Na nave viu-se duas pequenas caixas de vidro que se abriram automaticamente no painel. Continham dois cérebros humanos ligados a um computador através de chips . Havia um cabo ligando os dois pelo cerebelo e estavam identificados como Carlos e Irene. Apenas os cérebros, nada mais. O cranio era de vidro transparente, de plexiglas, altamente resistente. Os cabos os ligavam a dois exo-esqueletos, como se fossem dois Transformers unidos para constituir uma nave. Estavam unidos pelo cérebro, pensavam em conjunto, sentiam em conjunto, raciocinavam em conjunto. Os dois cérebros unidos eram a mais potente máquina de pensar do Universo.

- Carlos... 
- Sim?
- Fizemos bem. Estávamos desenganados pelos médicos e ganhamos uma oportunidade de continuar vivendo.
- Penso o mesmo. O prazer de transar está todo no cérebro... Vamos dar uma? 
- Só se for agora... 

Quando estavam desenganados pelos médicos, tinham cerca de 70 anos. Agora comportavam-se como crianças de 18 anos, com uma vida eterna pela frente, e apenas dois pequenos cérebros para alimentar com uns poucos centimetros cúbicos diários de oxigênio, e umas gotas de açúcar... 

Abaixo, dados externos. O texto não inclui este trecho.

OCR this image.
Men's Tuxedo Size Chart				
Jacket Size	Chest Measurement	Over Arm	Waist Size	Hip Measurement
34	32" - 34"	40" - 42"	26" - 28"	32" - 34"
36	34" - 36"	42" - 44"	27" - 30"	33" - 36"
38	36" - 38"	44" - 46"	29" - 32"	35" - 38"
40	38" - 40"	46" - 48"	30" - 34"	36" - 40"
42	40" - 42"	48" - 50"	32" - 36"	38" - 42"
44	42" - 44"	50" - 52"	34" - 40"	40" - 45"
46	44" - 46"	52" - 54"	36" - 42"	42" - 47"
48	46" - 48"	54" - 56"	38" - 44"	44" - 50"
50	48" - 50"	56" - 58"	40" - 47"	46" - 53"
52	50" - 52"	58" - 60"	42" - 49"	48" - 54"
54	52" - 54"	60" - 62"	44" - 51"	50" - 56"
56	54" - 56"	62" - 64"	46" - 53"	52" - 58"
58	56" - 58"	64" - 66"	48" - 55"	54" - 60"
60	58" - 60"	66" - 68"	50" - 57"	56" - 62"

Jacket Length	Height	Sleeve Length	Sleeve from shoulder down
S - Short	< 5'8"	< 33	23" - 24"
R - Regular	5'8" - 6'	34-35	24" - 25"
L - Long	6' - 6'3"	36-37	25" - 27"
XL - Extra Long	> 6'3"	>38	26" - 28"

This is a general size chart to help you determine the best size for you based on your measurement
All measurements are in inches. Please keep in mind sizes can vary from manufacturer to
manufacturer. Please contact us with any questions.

Ouviram-se risadinhas no interior da nave e universo afora... Na base do Inferno a equipe sorriu. Através dos sensores ligados ao centro de informações na base, sabiam exatamente o que que cada um via. E as fotos na parede mostravam como eles eram em sua vida normal. O cérebro é que constrói as imagens e os "perfis" que "julgamos pensar" das pessoas. O amor e o desamor constroem tudo, mas não é no coração. Do arquivo de cheiros e sons retiraram os de copos de cristal, de uma garrafa perdendo a rolha para um saca-rolhas, e do cheiro e sabor de um Chateau Lafite Rotschild 1787, como arrematado na Christie`s em Londres, em dezembro de 1985, 156.450 dólares  por uma garrafa apenas. Com a implantacao de chips, a economia mundial havia mudado. Podia ter-se de tudo sem comprar nada. Quase tudo...


Resolveram não se desligar. Ficariam vendo filmes, conversando, cozinhando, transando, sem ter que cuidar do regime alimentar, sem ter que pagar personal Training, sem dores nem preocupaçõesNão faltava o que fazer.